Para assinalar o Dia Mundial da Alimentação, o Departamento Alimentar dos Serviços de Ação Social da Universidade do Minho (DA-SASUM) promoveu, entre os dias 15 e 16 de Outubro, uma campanha de recolha de alimentos. A esta iniciativa juntou-se, ontem, o movimento “Menos olhos do que barriga”, que pretende lutar contra o desperdício alimentar na UM e que se irá estender durante todo o ano letivo.

Sob o tema “Um dia com o Banco Alimentar”, a campanha de recolha de alimentos teve uma adesão “relativa”, segundo a engenheira Celeste Pereira, responsável pela campanha.

Durante os dois dias, vários estudantes aderiram à iniciativa, tendo depositado os produtos alimentares nos bares da universidade, locais destinados para esse efeito.

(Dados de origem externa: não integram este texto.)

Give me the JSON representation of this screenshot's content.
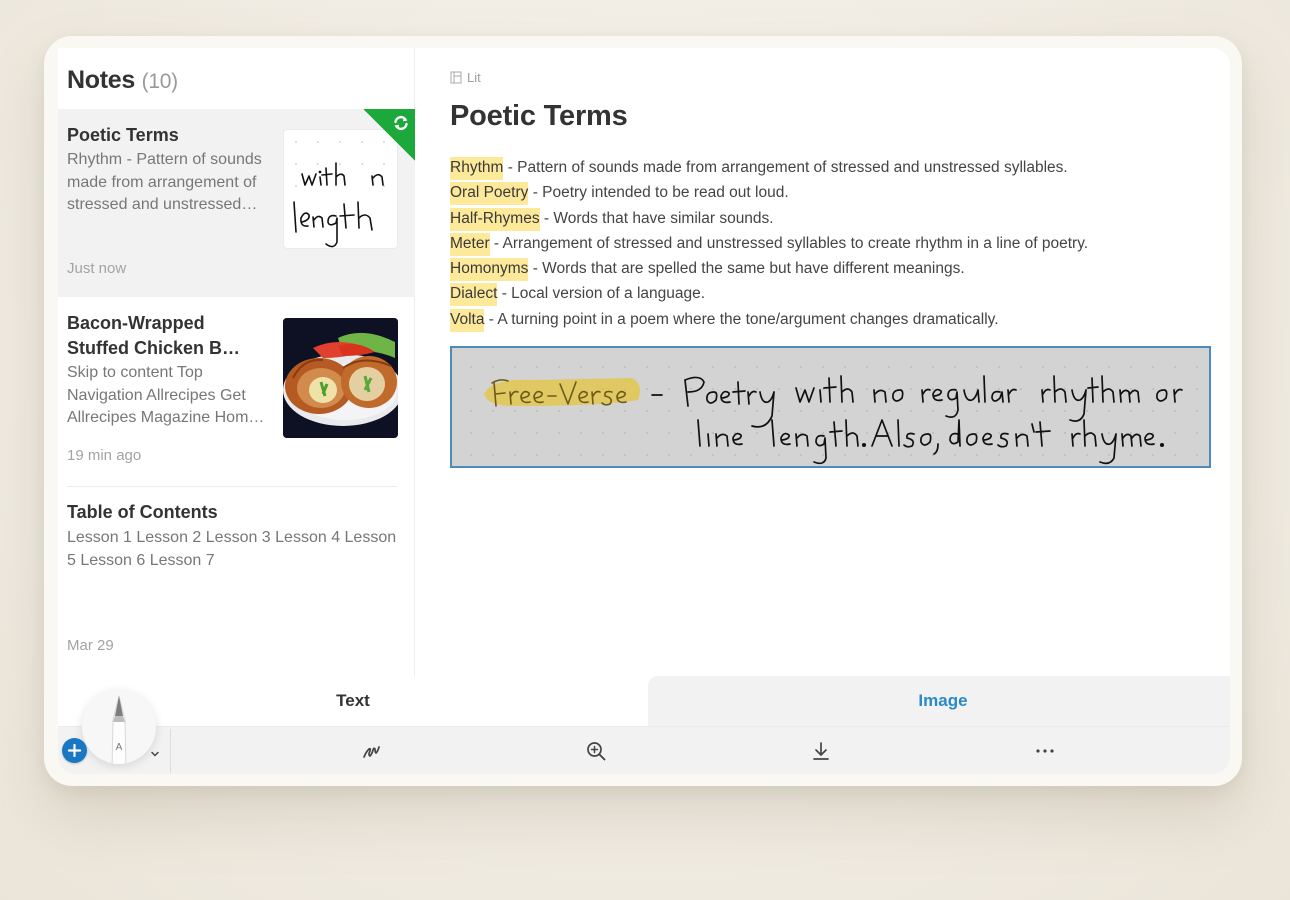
{
  "sidebar": {
    "title": "Notes",
    "count": "(10)",
    "notes": [
      {
        "title": "Poetic Terms",
        "snippet_lines": [
          "Rhythm - Pattern of sounds",
          "made from arrangement of",
          "stressed and unstressed…"
        ],
        "date": "Just now",
        "thumbnail": "handwriting",
        "thumbnail_text": [
          "with n",
          "length"
        ],
        "selected": true,
        "sync_badge": "sync-icon"
      },
      {
        "title_lines": [
          "Bacon-Wrapped",
          "Stuffed Chicken B…"
        ],
        "snippet_lines": [
          "Skip to content Top",
          "Navigation Allrecipes Get",
          "Allrecipes Magazine Hom…"
        ],
        "date": "19 min ago",
        "thumbnail": "food-photo",
        "selected": false
      },
      {
        "title": "Table of Contents",
        "snippet_lines": [
          "Lesson 1 Lesson 2 Lesson 3 Lesson 4 Lesson",
          "5 Lesson 6 Lesson 7"
        ],
        "date": "Mar 29",
        "selected": false
      }
    ]
  },
  "editor": {
    "notebook": "Lit",
    "notebook_icon": "notebook-icon",
    "title": "Poetic Terms",
    "terms": [
      {
        "term": "Rhythm",
        "definition": " - Pattern of sounds made from arrangement of stressed and unstressed syllables."
      },
      {
        "term": "Oral Poetry",
        "definition": " - Poetry intended to be read out loud."
      },
      {
        "term": "Half-Rhymes",
        "definition": " - Words that have similar sounds."
      },
      {
        "term": "Meter",
        "definition": " - Arrangement of stressed and unstressed syllables to create rhythm in a line of poetry."
      },
      {
        "term": "Homonyms",
        "definition": " - Words that are spelled the same but have different meanings."
      },
      {
        "term": "Dialect",
        "definition": " - Local version of a language."
      },
      {
        "term": "Volta",
        "definition": " - A turning point in a poem where the tone/argument changes dramatically."
      }
    ],
    "handwriting": {
      "highlighted": "Free-Verse",
      "line1": "- Poetry with no regular rhythm or",
      "line2": "line length. Also, doesn't rhyme."
    }
  },
  "bottom": {
    "tabs": [
      {
        "label": "Text",
        "active": false
      },
      {
        "label": "Image",
        "active": true
      }
    ],
    "tools": [
      "handwriting-icon",
      "zoom-in-icon",
      "download-icon",
      "more-icon"
    ],
    "pen_letter": "A"
  },
  "colors": {
    "accent": "#2a8ac8",
    "sync_green": "#1da83b",
    "highlight": "#fde99a",
    "ink_border": "#4d8bb8",
    "add_button": "#1a77c2"
  }
}
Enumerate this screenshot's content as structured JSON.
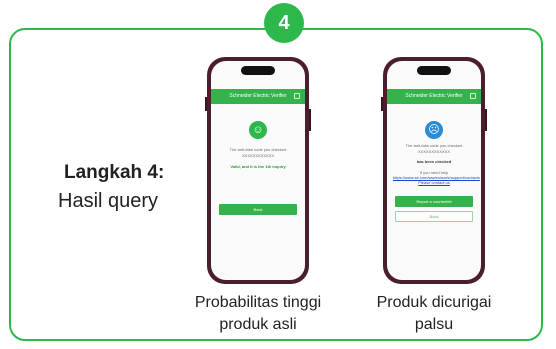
{
  "step": {
    "number": "4",
    "title": "Langkah 4:",
    "subtitle": "Hasil query"
  },
  "phones": {
    "genuine": {
      "app_title": "Schneider Electric Verifier",
      "line1": "The anti-fake code you checked",
      "code": "XXXXXXXXXXXX",
      "status": "Valid, and it is the 1th inquiry",
      "button": "Back",
      "caption_line1": "Probabilitas tinggi",
      "caption_line2": "produk asli"
    },
    "suspect": {
      "app_title": "Schneider Electric Verifier",
      "line1": "The anti-fake code you checked",
      "code": "XXXXXXXXXXXX",
      "status": "has been checked",
      "note": "If you need help",
      "link1": "https://www.se.com/ww/en/work/support/contacts",
      "link2": "Please contact us",
      "button_primary": "Report a counterfeit",
      "button_secondary": "Back",
      "caption_line1": "Produk dicurigai",
      "caption_line2": "palsu"
    }
  },
  "colors": {
    "accent": "#2db84b",
    "phone_frame": "#4a1f2c",
    "sad_face": "#2a8bd8"
  },
  "icons": {
    "happy": "smiley-face-icon",
    "sad": "sad-face-icon"
  }
}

Ana Carvalho, aluna do 3º ano da licenciatura em Estudos Portugueses e Lusófonos, faz parte do lote de estudantes que participaram nesta ação e explicou ao ComUM as razões do seu contributo. “Como é óbvio, este tipo de iniciativas tem sempre um impacto positivo na vida de muitas pessoas. Nos dias de hoje, a pobreza é uma realidade que afeta muitas famílias e a comida é um bem de primeira necessidade. Como tal, todos devemos contribuir da forma que conseguirmos”, justificou a estudante.

O movimento “Menos olhos do que barriga” surgiu depois de um estudo realizado pelo DA-SASUM sobre a quantidade de resíduos alimentares produzidos diariamente na UM.

Em entrevista ao ComUM, Celeste Pereira referiu que “o objetivo [deste movimento] é iniciar uma mudança de atitudes comportamentais relativamente ao desperdício alimentar”.

“Atendendo aos números elevados [de resíduos alimentares], achamos que tínhamos o dever de iniciar alguma atividade de sensibilização. No fundo, estamos a falar de questões ambientais e da possibilidade de ajudar algumas famílias com refeições sobrantes, desde que elas não sejam ‘desperdiçadas no prato'”, explicou.

Sabendo que a maioria dos resíduos são resultantes do desperdício dos tabuleiros, o movimento de luta contra o desperdício alimentar apela à mudança de comportamento da comunidade académica. Assim, o objetivo é que cada um leve no tabuleiro apenas a quantidade de comida que irá ingerir, para que os alimentos que não são servidos possam ser reutilizados.